La première des surprises, c’est donc déjà le timing des lancements médiatiques évoqués en introduction : une attitude prudente aurait consisté en l’attente du dénouement du procès, afin d’en expliquer sur un site ouvert à cette occasion les conclusions, et d’éventuellement embrayer sur une transition politique et électorale. Cela serait sans compter sans le caractère pugnace du Coq Oiseau (Galouzeau) : la meilleure des défenses, c’est l’attaque, semble proclamer à la France entière le sourire de Villepin qui orne désormais la page d’accueil de son Club.

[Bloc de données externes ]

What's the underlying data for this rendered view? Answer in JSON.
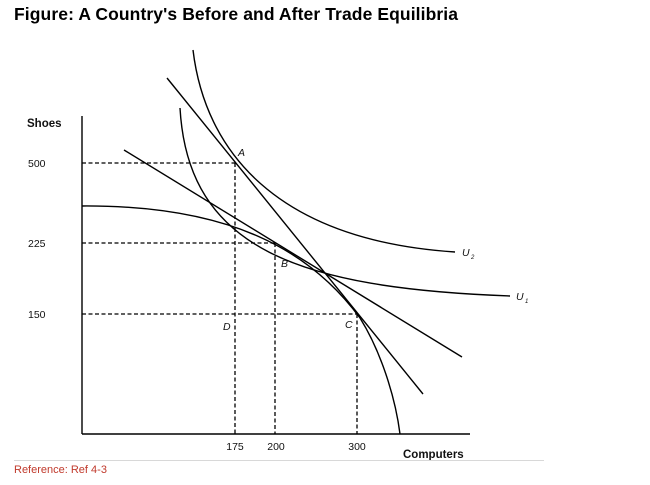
{
  "title": "Figure: A Country's Before and After Trade Equilibria",
  "reference": "Reference: Ref 4-3",
  "axes": {
    "y_title": "Shoes",
    "x_title": "Computers",
    "y_ticks": [
      "500",
      "225",
      "150"
    ],
    "x_ticks": [
      "175",
      "200",
      "300"
    ]
  },
  "points": {
    "A": "A",
    "B": "B",
    "C": "C",
    "D": "D"
  },
  "curves": {
    "u2": {
      "base": "U",
      "sub": "2"
    },
    "u1": {
      "base": "U",
      "sub": "1"
    }
  }
}
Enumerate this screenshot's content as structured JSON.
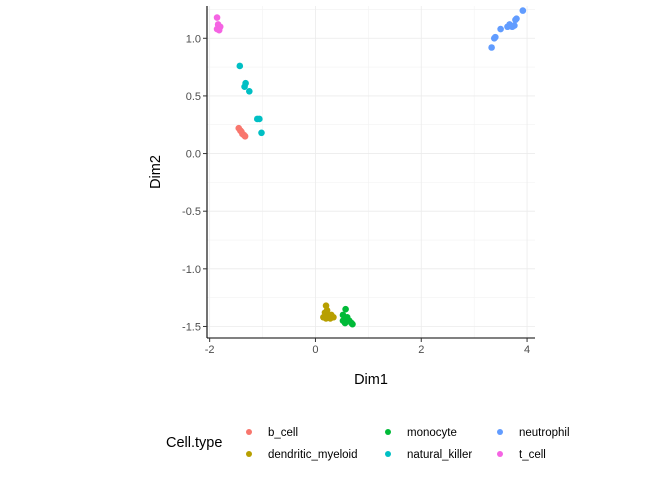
{
  "chart_data": {
    "type": "scatter",
    "xlabel": "Dim1",
    "ylabel": "Dim2",
    "xlim": [
      -2.05,
      4.15
    ],
    "ylim": [
      -1.6,
      1.28
    ],
    "x_ticks": [
      -2,
      0,
      2,
      4
    ],
    "x_tick_labels": [
      "-2",
      "0",
      "2",
      "4"
    ],
    "y_ticks": [
      -1.5,
      -1.0,
      -0.5,
      0.0,
      0.5,
      1.0
    ],
    "y_tick_labels": [
      "-1.5",
      "-1.0",
      "-0.5",
      "0.0",
      "0.5",
      "1.0"
    ],
    "grid": true,
    "legend": {
      "title": "Cell.type",
      "position": "bottom",
      "columns": 3,
      "entries": [
        "b_cell",
        "dendritic_myeloid",
        "monocyte",
        "natural_killer",
        "neutrophil",
        "t_cell"
      ]
    },
    "series": [
      {
        "name": "b_cell",
        "color": "#F8766D",
        "points": [
          [
            -1.45,
            0.22
          ],
          [
            -1.42,
            0.2
          ],
          [
            -1.4,
            0.19
          ],
          [
            -1.38,
            0.17
          ],
          [
            -1.35,
            0.16
          ],
          [
            -1.33,
            0.15
          ]
        ]
      },
      {
        "name": "dendritic_myeloid",
        "color": "#B79F00",
        "points": [
          [
            0.2,
            -1.32
          ],
          [
            0.22,
            -1.36
          ],
          [
            0.18,
            -1.38
          ],
          [
            0.24,
            -1.4
          ],
          [
            0.3,
            -1.4
          ],
          [
            0.15,
            -1.42
          ],
          [
            0.2,
            -1.43
          ],
          [
            0.28,
            -1.43
          ],
          [
            0.34,
            -1.42
          ]
        ]
      },
      {
        "name": "monocyte",
        "color": "#00BA38",
        "points": [
          [
            0.57,
            -1.35
          ],
          [
            0.52,
            -1.4
          ],
          [
            0.6,
            -1.42
          ],
          [
            0.52,
            -1.45
          ],
          [
            0.58,
            -1.45
          ],
          [
            0.64,
            -1.45
          ],
          [
            0.56,
            -1.47
          ],
          [
            0.68,
            -1.47
          ],
          [
            0.7,
            -1.48
          ]
        ]
      },
      {
        "name": "natural_killer",
        "color": "#00BFC4",
        "points": [
          [
            -1.43,
            0.76
          ],
          [
            -1.32,
            0.61
          ],
          [
            -1.34,
            0.58
          ],
          [
            -1.25,
            0.54
          ],
          [
            -1.1,
            0.3
          ],
          [
            -1.06,
            0.3
          ],
          [
            -1.02,
            0.18
          ]
        ]
      },
      {
        "name": "neutrophil",
        "color": "#619CFF",
        "points": [
          [
            3.33,
            0.92
          ],
          [
            3.38,
            1.0
          ],
          [
            3.4,
            1.01
          ],
          [
            3.5,
            1.08
          ],
          [
            3.63,
            1.1
          ],
          [
            3.67,
            1.12
          ],
          [
            3.72,
            1.1
          ],
          [
            3.76,
            1.11
          ],
          [
            3.78,
            1.16
          ],
          [
            3.8,
            1.17
          ],
          [
            3.92,
            1.24
          ]
        ]
      },
      {
        "name": "t_cell",
        "color": "#F564E3",
        "points": [
          [
            -1.86,
            1.18
          ],
          [
            -1.84,
            1.12
          ],
          [
            -1.82,
            1.1
          ],
          [
            -1.8,
            1.1
          ],
          [
            -1.86,
            1.08
          ],
          [
            -1.82,
            1.07
          ]
        ]
      }
    ]
  }
}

Quelques jours auparavant, Brigitte Girardin - la Présidente du Club en question - avait prévenu par mail les internautes bienveillants de l’imminence de l’événement, et de son ambition :
"A la fois lieu d’information, de propositions et de rendez-vous, le site vous informera quotidiennement sur les actualités du club et celles de Dominique de Villepin qui vous apportera régulièrement son concours à travers ses réflexions et propositions. [...] Avec le lancement du site officiel du Club, nous vous annonçons la naissance du site communautaire « Villepincom », qui est un réseau social autour de Dominique de Villepin entièrement ouvert à tous. [...] Grâce au site, nous allons rapidement devenir des milliers. A travers sa création, c’est une communauté nouvelle, engagée, courageuse, fière, car forte de convictions partagées, qui se rassemble pour œuvrer à la construction de la France de demain."

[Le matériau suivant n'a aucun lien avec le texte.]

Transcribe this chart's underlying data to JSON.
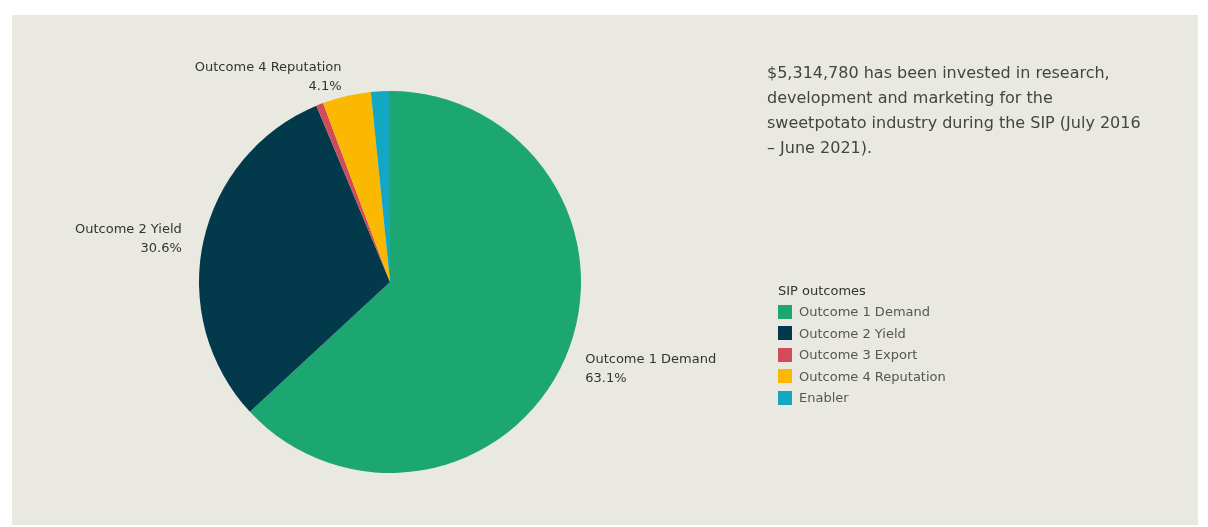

Mais c’est sur la page d’accueil du Club que l’on trouve la définition de sa raison d’être, sous la forme d’une profession de foi collective, organisée autour d’une idéologie se résumant à l’héritage du Gaullisme tel que l’intègre la vision politique de Dominique de Villepin :
"A l’heure où la France connait une crise économique et sociale inédite, nous avons la conviction que la personne et l’action de Dominique de Villepin doivent être soutenues dans un esprit d’engagement et de rassemblement inhérent au Gaullisme. Dominique de Villepin incarne à la fois une vision internationale et une certaine idée de la France et de ses institutions."

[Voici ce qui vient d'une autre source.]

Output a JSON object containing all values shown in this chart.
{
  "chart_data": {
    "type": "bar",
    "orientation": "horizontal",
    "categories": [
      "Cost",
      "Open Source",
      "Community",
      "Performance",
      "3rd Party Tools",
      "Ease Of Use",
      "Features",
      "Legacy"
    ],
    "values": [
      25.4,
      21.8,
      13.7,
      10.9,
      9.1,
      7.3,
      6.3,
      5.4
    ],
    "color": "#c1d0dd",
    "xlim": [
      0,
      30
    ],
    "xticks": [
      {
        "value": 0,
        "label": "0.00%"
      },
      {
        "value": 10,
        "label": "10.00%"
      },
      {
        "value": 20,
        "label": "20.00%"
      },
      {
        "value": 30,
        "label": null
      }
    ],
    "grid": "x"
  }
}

Surprise : si De Gaulle est là et bien là (mention est faite du "Gaullisme", mais aussi d’une "certaine idée de la France"), à aucun moment il n’est fait référence à Jacques Chirac, à son héritage politique ou à continuité quelconque le concernant. Tout au plus est-il cité dans la partie "bio", lorsque Villepin évoque "[s]on action politique aux côtés de Jacques Chirac". Cet état de fait révèle un tournant crucial dans la vie politique de Villepin : le fils préféré ose enfin s’affranchir de ce père si encombrant, pour qui l’expression "action politique" était un oxymore. La rupture sarkozyste, Villepin l’a lui aussi intégrée, certes vis-à-vis de Sarkozy lui-même - il parle alors d’"alternative" - mais aussi vis-à-vis de Jacques Chirac. L’éternel "bras droit" est devenu ambidextre. Ce "cher Dominique" s’appelle désormais Villepin. Et quand il écrit lui-même sa bio sur son site personnel, c’est par le mot "demain" qu’il la conclut.